X: The maximum width of rust or swelling is 4 mm or more from the cut part (one side).

(Note 12) Finish:
Using a surf test 301 (trade name, surface roughness meter, manufactured by Mitutoyo Corporation), the surface roughness value (Ra) was measured at a cutoff of 0.8 mm on the coated surface of the test plate. evaluated.
○: Surface roughness value (Ra) is less than 0.2 μm.
Δ: Surface roughness value (Ra) is 0.2 μm or more and less than 0.3 μm.
X: Surface roughness value (Ra) is 0.3 μm or more.
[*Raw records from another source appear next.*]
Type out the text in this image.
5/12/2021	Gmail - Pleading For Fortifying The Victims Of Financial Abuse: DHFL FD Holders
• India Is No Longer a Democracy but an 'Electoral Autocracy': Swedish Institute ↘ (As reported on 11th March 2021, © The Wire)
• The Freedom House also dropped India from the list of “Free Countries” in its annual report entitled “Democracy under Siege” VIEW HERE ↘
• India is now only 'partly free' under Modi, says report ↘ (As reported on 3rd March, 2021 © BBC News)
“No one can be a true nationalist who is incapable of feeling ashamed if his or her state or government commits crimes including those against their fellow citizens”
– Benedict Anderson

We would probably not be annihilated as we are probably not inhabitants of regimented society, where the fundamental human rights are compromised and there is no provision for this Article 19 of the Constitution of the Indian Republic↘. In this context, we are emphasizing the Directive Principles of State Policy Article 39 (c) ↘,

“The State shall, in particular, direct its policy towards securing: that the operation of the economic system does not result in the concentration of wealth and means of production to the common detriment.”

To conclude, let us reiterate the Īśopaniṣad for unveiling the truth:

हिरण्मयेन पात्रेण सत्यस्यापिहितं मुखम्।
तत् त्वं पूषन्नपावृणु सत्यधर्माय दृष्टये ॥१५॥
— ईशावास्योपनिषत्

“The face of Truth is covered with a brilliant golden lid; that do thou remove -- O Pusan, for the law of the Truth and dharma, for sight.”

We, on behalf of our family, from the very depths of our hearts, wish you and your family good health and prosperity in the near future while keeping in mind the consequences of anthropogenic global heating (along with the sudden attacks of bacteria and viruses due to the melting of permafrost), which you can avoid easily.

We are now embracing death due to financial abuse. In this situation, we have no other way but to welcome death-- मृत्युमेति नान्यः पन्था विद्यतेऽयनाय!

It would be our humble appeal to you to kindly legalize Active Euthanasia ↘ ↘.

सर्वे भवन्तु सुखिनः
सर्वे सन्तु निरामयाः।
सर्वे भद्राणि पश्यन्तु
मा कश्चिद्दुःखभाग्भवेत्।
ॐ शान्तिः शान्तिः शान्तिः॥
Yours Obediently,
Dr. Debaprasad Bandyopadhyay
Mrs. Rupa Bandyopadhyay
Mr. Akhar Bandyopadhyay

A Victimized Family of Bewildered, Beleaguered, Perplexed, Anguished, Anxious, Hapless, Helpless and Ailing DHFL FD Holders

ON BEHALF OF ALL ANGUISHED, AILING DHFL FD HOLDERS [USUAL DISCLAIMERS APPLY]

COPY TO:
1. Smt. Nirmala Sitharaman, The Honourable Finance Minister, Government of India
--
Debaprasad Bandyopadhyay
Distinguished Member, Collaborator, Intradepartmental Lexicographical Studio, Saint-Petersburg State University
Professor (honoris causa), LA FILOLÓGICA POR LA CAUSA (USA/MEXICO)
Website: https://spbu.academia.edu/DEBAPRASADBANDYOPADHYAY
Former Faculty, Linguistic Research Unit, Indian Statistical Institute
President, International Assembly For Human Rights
(Note 13) Film former stability:
Each film-forming agent was stirred at 30 ° C. with the container sealed for 30 days. Thereafter, the entire amount of the film-forming agent was filtered using a 400 mesh filter screen, the amount of the residue (mg / L) was measured, and evaluated according to the following criteria.
A: Less than 5 mg / L.
○: 5 mg / L or more and less than 10 mg / L.
Δ: 10 mg / L or more and less than 15 mg / L.
X: 15 mg / L or more.

Claims (9)

A method of forming a film by coating a metal base material with a film forming agent in a multi-stage energization method of at least two stages,
(I) The film-forming agent is
Containing a zirconium compound to produce a zirconium-containing ions, titanium, cobalt, vanadium, tungsten, zinc, A aluminum, La pointer down, at least one metal selected from praseodymium and magnesium (a), a metal (a) 30 to 20,000 ppm in terms of the total metal amount (in terms of mass) of the compound that produces the contained ions,
Polycaprolactone polyol compound-modified amino group-containing epoxy resin (B1-1), xylene formaldehyde resin-modified amino group-containing epoxy resin (B1-2) and phenol addition type polyol-modified amino group-containing epoxy resin (B1-3) ) or al least one amino group-containing epoxy resin selected (B1) and the resin component 1-40 weight% containing a crosslinking agent
And comprising
(Ii) The first stage of coating is performed by applying a voltage of ₁ to 50 V (V ₁ ) for 10 to 360 seconds using a metal base as a cathode, and then the second and subsequent stages of coating are performed using the metal base as a cathode. surface treatment film is performed by energizing 60 to 600 seconds 50~400V voltage (V _2), and the difference (iii) a voltage (V ₂₎ and the voltage (V ₁₎ is characterized in that at least 10V Forming method. The method according to claim 1, wherein the first coating is further performed at a current density of 0.05 to 1.5 mA / cm ² .   The method according to claim 1, wherein the film-forming agent contains a zirconium compound and a metal (a) -containing compound in a total metal amount (in terms of mass) of 50 to 10,000 ppm.   The method according to claim 1, wherein the film forming agent contains 5-35% by mass of a resin component. The first stage of coating is performed by applying a voltage of 2 to 40 V (V ₁ ) for 30 to 300 seconds with the metal base as the cathode, and then the second and subsequent stages of coating with the metal base as the cathode are 75 to 370 V. The method according to claim 1, wherein the method is carried out by energizing at a voltage (V ₂ ) of 80 to 400 seconds. The method according to claim 1, wherein a difference between the voltage (V ₂ ) and the voltage (V ₁ ) is 20 to 400V. The method according to claim 1 , wherein the crosslinking agent is a blocked polyisocyanate compound.   The zirconium compound and the metal (a) -containing compound are formed by the method according to any one of claims 1 to 7, and the total amount of metal (in terms of mass) is 25 to 70 masses. % Based on the total solid content of the film on the film (F1) having a thickness of 0.01 to 5 μm and the film (F1), the total amount of the metal containing the zirconium compound and the metal (a) compound A film structure comprising a film (F2) having a thickness of 0.1 to 30 μm and containing less than 25% by mass (in terms of mass) and 50 to 95% by mass of a resin component.   A coated article having a surface-treated film formed by the method according to claim 1.